The intervening period between the Sachsenring and Laguna Seca seems also to have caused the riders to soften their stance towards the Motegi MotoGP round a little. Where both Lorenzo and Stoner were adamant they simply would not go to Motegi on Saturday in Germany, by Thursday in California, they were showing a little nuance. Lorenzo was at pains to point out that his problem was not with Japan, but with Motegi, telling Asphalt & Rubber's Jensen Beeler "I don't have a problem going to Japan, to a place that is not near the Fukushima plant." The riders' plan, he explained, was to avoid going to Motegi, not to avoid going to Japan altogether. The problem with that plan is that the only other racetrack that would be even vaguely capable of hosting a MotoGP round is Suzuka, and Formula One holds its Japanese Grand Prix there a week after the Japanese MotoGP round is scheduled. Then there's the delicate subject of Dajiro Katoh's death at Suzuka, but the riders may prefer the physical dangers of the Suzuka track to the perceived threat from the Fukushima nuclear plant some 130km from Motegi.

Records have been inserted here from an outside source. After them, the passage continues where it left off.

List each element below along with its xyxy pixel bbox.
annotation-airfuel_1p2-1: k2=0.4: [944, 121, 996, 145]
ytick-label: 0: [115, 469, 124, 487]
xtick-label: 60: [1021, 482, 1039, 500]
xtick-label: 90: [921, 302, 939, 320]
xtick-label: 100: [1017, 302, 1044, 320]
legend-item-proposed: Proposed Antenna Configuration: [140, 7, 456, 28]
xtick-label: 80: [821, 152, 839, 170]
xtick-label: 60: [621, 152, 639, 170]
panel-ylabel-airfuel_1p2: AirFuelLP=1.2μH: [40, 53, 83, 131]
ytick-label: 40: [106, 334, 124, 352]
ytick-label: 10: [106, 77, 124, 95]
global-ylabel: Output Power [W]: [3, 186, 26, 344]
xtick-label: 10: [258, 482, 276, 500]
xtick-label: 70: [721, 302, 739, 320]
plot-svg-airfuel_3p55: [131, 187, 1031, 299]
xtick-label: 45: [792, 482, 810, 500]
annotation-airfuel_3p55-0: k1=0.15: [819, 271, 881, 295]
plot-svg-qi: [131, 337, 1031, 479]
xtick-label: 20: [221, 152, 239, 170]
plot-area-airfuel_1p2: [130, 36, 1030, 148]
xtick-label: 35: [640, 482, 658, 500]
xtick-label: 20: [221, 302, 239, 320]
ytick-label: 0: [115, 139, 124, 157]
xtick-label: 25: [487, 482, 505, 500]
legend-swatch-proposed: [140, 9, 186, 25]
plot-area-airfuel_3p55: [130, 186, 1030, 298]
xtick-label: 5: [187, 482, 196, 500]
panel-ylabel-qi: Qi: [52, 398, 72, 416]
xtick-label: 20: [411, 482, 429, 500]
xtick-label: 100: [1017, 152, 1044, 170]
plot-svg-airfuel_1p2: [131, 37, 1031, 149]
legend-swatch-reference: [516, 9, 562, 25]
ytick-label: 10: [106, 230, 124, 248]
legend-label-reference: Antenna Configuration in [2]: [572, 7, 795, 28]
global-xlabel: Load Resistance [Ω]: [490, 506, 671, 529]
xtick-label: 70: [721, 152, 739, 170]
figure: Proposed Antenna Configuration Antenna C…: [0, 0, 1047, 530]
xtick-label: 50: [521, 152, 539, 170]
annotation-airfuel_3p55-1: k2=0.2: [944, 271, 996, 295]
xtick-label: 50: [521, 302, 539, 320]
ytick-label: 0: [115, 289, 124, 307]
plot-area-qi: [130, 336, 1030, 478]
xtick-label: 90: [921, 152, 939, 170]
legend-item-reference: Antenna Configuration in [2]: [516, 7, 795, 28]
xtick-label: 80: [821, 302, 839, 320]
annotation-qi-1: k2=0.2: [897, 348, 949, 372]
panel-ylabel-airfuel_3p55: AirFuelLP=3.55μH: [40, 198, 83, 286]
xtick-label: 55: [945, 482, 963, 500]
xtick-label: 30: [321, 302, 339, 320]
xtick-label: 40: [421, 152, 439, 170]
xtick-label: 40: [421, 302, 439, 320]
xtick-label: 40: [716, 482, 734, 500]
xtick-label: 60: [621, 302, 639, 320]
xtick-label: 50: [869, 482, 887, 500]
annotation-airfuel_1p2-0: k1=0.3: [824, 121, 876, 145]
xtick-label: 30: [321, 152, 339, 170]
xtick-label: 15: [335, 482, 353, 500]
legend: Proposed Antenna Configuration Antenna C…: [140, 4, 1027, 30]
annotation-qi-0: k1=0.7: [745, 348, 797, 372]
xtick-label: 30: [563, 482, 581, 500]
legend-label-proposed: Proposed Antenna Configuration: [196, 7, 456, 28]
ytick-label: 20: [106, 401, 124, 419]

But there has also been a softening of the language. No longer are the riders dead set against going, but they are instead saying that they will first study the results of the study commissioned by Dorna and then decide what they are going to do. Other riders have let on that they will also go if the report comes pack positive, according to legendary journalist Dennis Noyes. One might speculate that they arrived at this decision after consultation with their team managers, which, given the position of the teams, would have involved a certain amount of pressure, and some discussions about what the riders could be doing next season if they don't go to Japan in October. So far, the factory teams have been reticent on whether they will force their riders to go, but given the history of Yamaha and Honda, a refusal will not be taken lightly. Casey Stoner would do well to study the history of Max Biaggi to see how well HRC responds to riders that do not toe the line.
Of course, there is another group in the paddock who are unwilling to go to Motegi, and that is the crew and team members themselves. The riders may be persuaded to go, and the factories may decide to go, but if a lot of the mechanics and crew from the teams - especially the satellite and 125 and Moto2 teams - decide they don't want to go, it may still turn out to be very difficult to organize the race. We shall see how they respond once the Dorna report is published. A preliminary report is expected on Sunday, with the final version to be published a week later.